A rainha de cá sentiu a dor da verdade corroer seu coração bem lá no fundo.

– O que devo fazer?

– Esta é a pergunta errada – disse a Circe do espelho. – A pergunta certa é o que posso fazer.

– Não posso matá-los. Não todos eles de uma vez.

– Veja, esta é a sua fraqueza. Sempre pensa na morte como único remédio.

– Preciso ter o herdeiro nas minhas mãos. E se não posso esmagá-lo, então moverei suas cordinhas do meu próprio jeito.

– Você está se esquecendo da menina.

– O que tem a menina?

– Ela também é filha do rei.

– Ela é apenas uma das suas bastardas.

– Então por que Próspero a chamou em particular com o notário?

– Sim, essa é uma boa questão. Eu deveria tê-lo feito dizer, antes de...

– Errado de novo. Lembre-se, você não o matou. Não ainda.

Algo se iluminou em sua face. Levantou-se da cadeira e foi até o outro lado do quarto, onde uma comprida gaiola enjaulava meia dúzia de lindos pássaros canoros. Retirou o pano escuro de cima e foi fácil capturar um deles, pois dormiam pacificados sobre o poleiro. Escolheu o mais rechonchudo e colorido e fez com que se calasse torcendo seu pescocinho num gesto muito ágil. Depositou-o sobre a bancada e, com a lâmina de uma abridor de cartas, abriu um talho na barriga dele.

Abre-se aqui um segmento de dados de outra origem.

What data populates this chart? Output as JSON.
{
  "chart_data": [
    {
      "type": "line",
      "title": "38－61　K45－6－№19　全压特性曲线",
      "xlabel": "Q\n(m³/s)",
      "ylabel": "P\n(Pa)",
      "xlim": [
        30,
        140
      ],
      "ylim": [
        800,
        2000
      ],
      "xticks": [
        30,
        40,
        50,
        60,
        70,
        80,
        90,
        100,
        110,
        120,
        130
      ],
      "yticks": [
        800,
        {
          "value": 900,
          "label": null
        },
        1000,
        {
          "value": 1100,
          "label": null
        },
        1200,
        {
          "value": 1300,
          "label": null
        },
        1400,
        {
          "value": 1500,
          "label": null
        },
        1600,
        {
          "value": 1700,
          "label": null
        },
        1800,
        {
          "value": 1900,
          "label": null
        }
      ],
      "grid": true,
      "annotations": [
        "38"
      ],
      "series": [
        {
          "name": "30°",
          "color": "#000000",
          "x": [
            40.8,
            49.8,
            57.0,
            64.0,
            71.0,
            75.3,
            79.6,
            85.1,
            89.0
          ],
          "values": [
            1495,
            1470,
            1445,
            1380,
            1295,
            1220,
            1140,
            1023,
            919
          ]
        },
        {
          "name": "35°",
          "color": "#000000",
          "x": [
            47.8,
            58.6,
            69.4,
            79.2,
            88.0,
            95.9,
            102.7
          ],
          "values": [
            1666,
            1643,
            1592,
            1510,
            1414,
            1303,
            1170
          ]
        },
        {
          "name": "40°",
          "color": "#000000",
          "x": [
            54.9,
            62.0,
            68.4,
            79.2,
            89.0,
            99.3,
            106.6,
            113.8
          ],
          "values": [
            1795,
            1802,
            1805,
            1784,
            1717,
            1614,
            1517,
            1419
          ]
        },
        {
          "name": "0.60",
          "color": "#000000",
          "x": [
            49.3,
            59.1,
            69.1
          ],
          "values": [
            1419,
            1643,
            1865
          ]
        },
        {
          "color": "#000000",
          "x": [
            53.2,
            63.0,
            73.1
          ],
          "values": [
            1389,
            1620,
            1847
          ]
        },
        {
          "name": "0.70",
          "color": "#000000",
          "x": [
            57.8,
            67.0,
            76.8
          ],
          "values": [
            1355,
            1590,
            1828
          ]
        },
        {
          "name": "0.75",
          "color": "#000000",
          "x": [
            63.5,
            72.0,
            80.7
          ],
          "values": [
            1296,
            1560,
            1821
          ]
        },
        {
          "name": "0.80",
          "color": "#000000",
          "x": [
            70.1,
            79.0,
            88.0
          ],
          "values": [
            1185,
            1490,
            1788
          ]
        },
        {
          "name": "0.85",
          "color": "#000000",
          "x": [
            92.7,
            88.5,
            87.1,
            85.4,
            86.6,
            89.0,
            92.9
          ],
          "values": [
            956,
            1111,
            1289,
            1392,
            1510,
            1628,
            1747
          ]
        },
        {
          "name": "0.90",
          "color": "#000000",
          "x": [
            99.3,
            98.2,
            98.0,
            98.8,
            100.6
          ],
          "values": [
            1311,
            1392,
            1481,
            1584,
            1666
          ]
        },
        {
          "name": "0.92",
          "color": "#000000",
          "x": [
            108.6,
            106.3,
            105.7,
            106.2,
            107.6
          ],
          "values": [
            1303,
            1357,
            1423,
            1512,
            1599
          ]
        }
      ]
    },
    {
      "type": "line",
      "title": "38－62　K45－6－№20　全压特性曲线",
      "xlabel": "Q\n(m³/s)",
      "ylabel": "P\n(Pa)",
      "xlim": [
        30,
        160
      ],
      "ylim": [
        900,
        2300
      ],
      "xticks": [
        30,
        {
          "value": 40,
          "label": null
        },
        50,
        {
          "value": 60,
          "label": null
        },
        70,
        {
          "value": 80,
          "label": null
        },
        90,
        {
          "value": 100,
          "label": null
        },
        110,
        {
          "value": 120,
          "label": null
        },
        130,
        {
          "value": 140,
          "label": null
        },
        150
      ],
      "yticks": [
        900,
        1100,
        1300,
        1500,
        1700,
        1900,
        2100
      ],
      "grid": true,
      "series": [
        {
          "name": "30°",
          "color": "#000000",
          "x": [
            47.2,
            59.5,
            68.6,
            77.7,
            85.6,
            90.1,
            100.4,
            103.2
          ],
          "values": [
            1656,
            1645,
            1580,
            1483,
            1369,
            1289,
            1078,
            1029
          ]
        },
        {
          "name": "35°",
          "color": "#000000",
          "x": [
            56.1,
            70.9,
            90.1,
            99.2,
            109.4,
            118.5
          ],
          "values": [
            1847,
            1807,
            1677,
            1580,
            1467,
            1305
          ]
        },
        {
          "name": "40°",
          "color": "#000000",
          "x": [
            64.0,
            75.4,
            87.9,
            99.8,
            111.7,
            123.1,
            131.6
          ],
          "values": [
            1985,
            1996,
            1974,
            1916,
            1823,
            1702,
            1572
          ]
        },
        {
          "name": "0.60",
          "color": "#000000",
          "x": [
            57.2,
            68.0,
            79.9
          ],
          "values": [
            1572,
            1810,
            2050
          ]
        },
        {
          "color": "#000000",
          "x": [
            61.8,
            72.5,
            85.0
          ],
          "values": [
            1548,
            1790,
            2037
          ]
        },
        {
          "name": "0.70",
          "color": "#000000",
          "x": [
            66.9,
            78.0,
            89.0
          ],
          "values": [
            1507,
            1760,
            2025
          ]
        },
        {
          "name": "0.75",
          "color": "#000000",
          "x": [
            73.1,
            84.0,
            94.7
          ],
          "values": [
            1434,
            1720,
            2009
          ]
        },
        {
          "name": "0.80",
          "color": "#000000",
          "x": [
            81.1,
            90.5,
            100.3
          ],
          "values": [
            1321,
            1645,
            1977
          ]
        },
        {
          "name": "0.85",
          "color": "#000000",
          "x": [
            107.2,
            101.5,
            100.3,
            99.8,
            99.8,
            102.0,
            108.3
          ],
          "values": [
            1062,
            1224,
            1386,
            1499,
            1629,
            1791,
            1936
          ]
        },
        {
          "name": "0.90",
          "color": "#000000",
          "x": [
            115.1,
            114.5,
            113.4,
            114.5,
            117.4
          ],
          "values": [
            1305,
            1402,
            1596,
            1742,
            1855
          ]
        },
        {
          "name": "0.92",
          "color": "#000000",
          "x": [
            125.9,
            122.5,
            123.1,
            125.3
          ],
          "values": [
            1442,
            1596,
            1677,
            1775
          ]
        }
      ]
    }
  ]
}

– Que os deuses das Terras Geladas me concedam o poder da sabedoria por mais esta noite – ela orou, e então buscou o coração do pássaro com a ponta dos dedos. Em seguida o levou até a boca e o mastigou.

– Não abuse da magia antiga – disse a rainha do outro lado do vidro, limpando o sangue que escorria pelo canto do lábio.

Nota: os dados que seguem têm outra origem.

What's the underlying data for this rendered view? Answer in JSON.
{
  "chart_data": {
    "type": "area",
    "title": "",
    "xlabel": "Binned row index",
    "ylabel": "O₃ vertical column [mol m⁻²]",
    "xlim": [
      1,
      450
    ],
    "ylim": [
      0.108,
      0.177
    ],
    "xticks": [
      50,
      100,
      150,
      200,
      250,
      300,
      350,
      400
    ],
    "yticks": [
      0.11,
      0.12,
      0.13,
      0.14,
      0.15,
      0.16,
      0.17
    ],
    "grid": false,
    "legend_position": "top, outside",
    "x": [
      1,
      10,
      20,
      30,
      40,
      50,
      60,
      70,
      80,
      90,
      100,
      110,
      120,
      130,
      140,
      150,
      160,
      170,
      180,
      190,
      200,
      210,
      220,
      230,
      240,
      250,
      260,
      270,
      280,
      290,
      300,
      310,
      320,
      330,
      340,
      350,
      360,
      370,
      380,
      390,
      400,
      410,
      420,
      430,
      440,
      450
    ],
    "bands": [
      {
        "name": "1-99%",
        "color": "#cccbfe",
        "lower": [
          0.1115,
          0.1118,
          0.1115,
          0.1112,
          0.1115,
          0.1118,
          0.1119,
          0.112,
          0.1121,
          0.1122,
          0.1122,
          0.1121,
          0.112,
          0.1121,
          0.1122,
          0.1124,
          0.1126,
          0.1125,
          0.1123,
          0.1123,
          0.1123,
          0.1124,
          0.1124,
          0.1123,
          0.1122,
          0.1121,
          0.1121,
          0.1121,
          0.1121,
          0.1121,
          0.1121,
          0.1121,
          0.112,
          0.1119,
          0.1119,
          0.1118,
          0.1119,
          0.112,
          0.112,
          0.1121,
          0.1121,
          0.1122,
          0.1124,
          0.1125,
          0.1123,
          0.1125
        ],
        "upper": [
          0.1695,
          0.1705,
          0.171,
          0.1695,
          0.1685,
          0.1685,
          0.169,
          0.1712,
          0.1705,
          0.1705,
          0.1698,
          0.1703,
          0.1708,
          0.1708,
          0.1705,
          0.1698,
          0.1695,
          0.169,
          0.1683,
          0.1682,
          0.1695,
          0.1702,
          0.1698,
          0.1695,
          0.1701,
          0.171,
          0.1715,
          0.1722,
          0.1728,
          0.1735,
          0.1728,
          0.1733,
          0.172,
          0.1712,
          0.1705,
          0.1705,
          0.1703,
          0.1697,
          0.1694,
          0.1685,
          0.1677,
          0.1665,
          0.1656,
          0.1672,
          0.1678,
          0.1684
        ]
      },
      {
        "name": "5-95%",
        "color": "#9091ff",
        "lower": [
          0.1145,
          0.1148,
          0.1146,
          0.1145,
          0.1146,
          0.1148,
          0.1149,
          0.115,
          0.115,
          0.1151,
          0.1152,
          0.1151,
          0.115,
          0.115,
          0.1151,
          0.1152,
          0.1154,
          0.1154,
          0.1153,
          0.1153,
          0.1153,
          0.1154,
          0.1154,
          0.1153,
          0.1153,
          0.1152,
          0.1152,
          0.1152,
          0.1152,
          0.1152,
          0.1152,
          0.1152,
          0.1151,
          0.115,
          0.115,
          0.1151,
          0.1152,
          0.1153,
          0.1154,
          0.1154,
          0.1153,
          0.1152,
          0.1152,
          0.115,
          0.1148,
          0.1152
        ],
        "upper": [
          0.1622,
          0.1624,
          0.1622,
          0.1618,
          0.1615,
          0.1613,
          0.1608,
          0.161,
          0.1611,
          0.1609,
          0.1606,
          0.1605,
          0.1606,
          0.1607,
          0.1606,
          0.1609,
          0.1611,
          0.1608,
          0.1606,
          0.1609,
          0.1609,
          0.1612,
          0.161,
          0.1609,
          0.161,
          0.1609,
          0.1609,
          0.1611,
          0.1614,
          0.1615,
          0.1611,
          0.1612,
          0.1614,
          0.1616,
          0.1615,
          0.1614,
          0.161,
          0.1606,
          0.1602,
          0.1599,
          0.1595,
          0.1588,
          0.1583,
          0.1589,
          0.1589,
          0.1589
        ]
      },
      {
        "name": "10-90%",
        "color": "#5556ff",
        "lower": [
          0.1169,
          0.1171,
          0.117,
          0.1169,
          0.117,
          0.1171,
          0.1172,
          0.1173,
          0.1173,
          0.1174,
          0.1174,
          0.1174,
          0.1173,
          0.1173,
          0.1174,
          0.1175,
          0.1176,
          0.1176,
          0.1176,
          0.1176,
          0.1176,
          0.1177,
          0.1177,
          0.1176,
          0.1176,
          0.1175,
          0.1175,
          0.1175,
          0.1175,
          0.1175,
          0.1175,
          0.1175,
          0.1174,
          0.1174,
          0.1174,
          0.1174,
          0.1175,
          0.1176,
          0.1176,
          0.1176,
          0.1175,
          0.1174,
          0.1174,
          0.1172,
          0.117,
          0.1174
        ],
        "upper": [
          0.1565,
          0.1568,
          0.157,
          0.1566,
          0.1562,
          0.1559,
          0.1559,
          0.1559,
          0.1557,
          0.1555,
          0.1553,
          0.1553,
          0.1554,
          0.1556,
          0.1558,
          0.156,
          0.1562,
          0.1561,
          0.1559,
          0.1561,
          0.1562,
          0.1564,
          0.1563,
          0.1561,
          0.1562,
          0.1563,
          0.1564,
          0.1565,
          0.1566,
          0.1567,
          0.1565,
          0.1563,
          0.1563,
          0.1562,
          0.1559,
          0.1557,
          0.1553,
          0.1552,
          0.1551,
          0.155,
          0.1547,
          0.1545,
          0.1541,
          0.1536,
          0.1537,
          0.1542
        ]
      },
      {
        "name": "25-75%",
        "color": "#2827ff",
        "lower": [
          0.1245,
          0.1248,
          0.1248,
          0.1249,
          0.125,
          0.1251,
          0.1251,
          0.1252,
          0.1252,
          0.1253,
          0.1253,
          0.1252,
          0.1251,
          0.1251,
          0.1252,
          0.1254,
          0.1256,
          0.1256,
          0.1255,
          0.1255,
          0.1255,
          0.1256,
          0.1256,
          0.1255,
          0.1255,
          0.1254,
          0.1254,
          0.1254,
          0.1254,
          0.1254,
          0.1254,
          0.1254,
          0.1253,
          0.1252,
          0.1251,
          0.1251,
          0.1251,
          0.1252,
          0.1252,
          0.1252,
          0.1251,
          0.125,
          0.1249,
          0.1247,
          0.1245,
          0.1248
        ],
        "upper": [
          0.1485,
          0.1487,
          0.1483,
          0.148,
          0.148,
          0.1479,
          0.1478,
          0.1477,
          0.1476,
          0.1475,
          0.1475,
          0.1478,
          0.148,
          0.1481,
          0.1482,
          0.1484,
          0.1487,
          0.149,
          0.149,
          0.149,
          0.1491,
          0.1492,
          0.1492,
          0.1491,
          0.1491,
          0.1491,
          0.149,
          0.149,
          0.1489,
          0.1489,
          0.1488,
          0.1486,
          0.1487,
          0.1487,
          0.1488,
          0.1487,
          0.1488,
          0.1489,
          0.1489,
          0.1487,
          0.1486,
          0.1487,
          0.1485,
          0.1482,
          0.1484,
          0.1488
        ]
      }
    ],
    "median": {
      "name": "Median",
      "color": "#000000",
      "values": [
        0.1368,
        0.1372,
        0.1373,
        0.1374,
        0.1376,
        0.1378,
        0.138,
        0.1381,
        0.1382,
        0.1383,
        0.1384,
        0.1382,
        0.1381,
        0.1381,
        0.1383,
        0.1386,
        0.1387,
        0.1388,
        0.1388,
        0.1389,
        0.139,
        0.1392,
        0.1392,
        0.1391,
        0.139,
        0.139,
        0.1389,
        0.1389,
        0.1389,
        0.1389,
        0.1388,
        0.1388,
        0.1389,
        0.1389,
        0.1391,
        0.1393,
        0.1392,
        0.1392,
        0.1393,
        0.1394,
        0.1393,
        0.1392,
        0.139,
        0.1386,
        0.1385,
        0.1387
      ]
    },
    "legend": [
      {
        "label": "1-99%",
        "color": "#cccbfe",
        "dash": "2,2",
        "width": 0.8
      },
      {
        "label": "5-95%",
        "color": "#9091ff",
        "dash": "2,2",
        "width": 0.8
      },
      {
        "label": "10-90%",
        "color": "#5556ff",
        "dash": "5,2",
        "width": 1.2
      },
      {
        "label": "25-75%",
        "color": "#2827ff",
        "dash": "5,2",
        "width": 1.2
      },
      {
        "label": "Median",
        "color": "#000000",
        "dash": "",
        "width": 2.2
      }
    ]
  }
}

Circe terminou de desembaraçar seus longos cabelos cor de fogo e de prender o último laço de seu corpete quando as empregadas enviadas por Brida começaram a bater na porta.

– Há, neste reino, alguém mais bela do eu? – Circe disse para o espelho uma última vez, antes de mandar as empregadas entrarem.

– Não há ninguém mais bela do vós – respondeu sua própria imagem refletida.